It’s been five years today since my accident; mid-afternoon on 7 October 2010 my life changed irrevocably. Elly and I don’t know whether we should commiserate or celebrate. Are we remembering the day I broke my neck, or the day I survived?

I like to think I’m an honest blogger, but like everyone, the truth is I put on a show. I’m reluctant to leave the impression that things are tough, because whiners are boring and sympathy is overrated.

But I will admit I found the recent October long weekend hard. The weather was spectacular and everyone on the east coast of Oz was at the beach. Saturday I moped around the house. Sunday morning I went to church (they had put up with me preaching), before returning to home to brood away the afternoon.  Monday we took the family to the beach. I know I should have been content, enjoying the frolicking of the kids and marvelling at the strangeness of the sea of half naked human bodies, but I couldn’t get past the fact that watching others in the surf, when you can’t join them, is a form of torture.

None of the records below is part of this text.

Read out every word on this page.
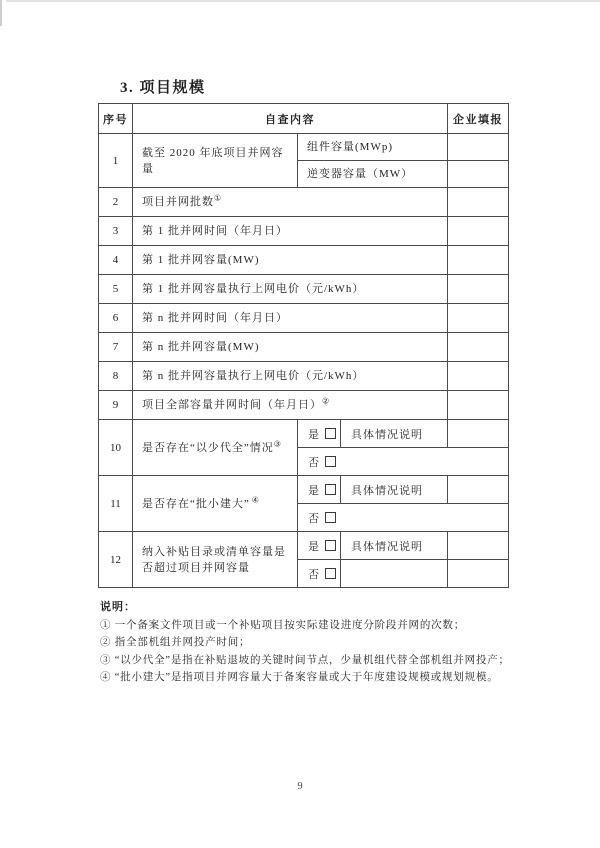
3. 项目规模
序号	自查内容			企业填报
1	截至 2020 年底项目并网容量	组件容量(MWp)		
		逆变器容量（MW）		
2	项目并网批数①	
3	第 1 批并网时间（年月日）			
4	第 1 批并网容量(MW)			
5	第 1 批并网容量执行上网电价（元/kWh）			
6	第 n 批并网时间（年月日）			
7	第 n 批并网容量(MW)			
8	第 n 批并网容量执行上网电价（元/kWh）			
9	项目全部容量并网时间（年月日）②	
10	是否存在“以少代全”情况③	是	具体情况说明	
		否		
11	是否存在“批小建大” ④	是	具体情况说明	
		否		
12	纳入补贴目录或清单容量是否超过项目并网容量	是	具体情况说明	
		否		
说明：
① 一个备案文件项目或一个补贴项目按实际建设进度分阶段并网的次数；
② 指全部机组并网投产时间；
③ “以少代全”是指在补贴退坡的关键时间节点，少量机组代替全部机组并网投产；
④ “批小建大”是指项目并网容量大于备案容量或大于年度建设规模或规划规模。
9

As I said, whiners are boring.

If the perspective of life post injury allows me to give you some advice, let me commend you to take the opportunities to enjoy life while you can. Don’t waste time in front of the computer, since there’ll be occasion enough for that when decrepitude sets in. Get outside. Climb a mountain.  Surf a wave. Run a marathon. Go camping. Smash a golf ball. Stand up to a bully. Swing on a rope. Jump off a cliff (carefully). Step under a waterfall. Ride a bike. Wrestle the kids. Hug someone you love. Enjoy an orgasm.

As the ancient poet reminds us:

Scale back your long hopes

to a short period. While we
speak, time is envious and

is running away from us.
Seize the day, trusting
little in the future.

Horace, 65 B.C.E.

Or the prophet Isaiah 22:13 (admittedly, taken out of context):

But see, there is joy and revelry,
   
    eating of meat and drinking of wine!
“Let us eat and drink,” you say,
    “for tomorrow we die!”

Of course there is truth here for me also, and for those of you who find yourself similarly restricted. We can whine by all means, but then let’s move on, because life is too short to waste it complaining. Laugh with a friend. Listen to a symphony. Drink fine wine. Savour an aged whiskey. Read a novel (or my memoir). Play chess with the kids. Tell someone you love them.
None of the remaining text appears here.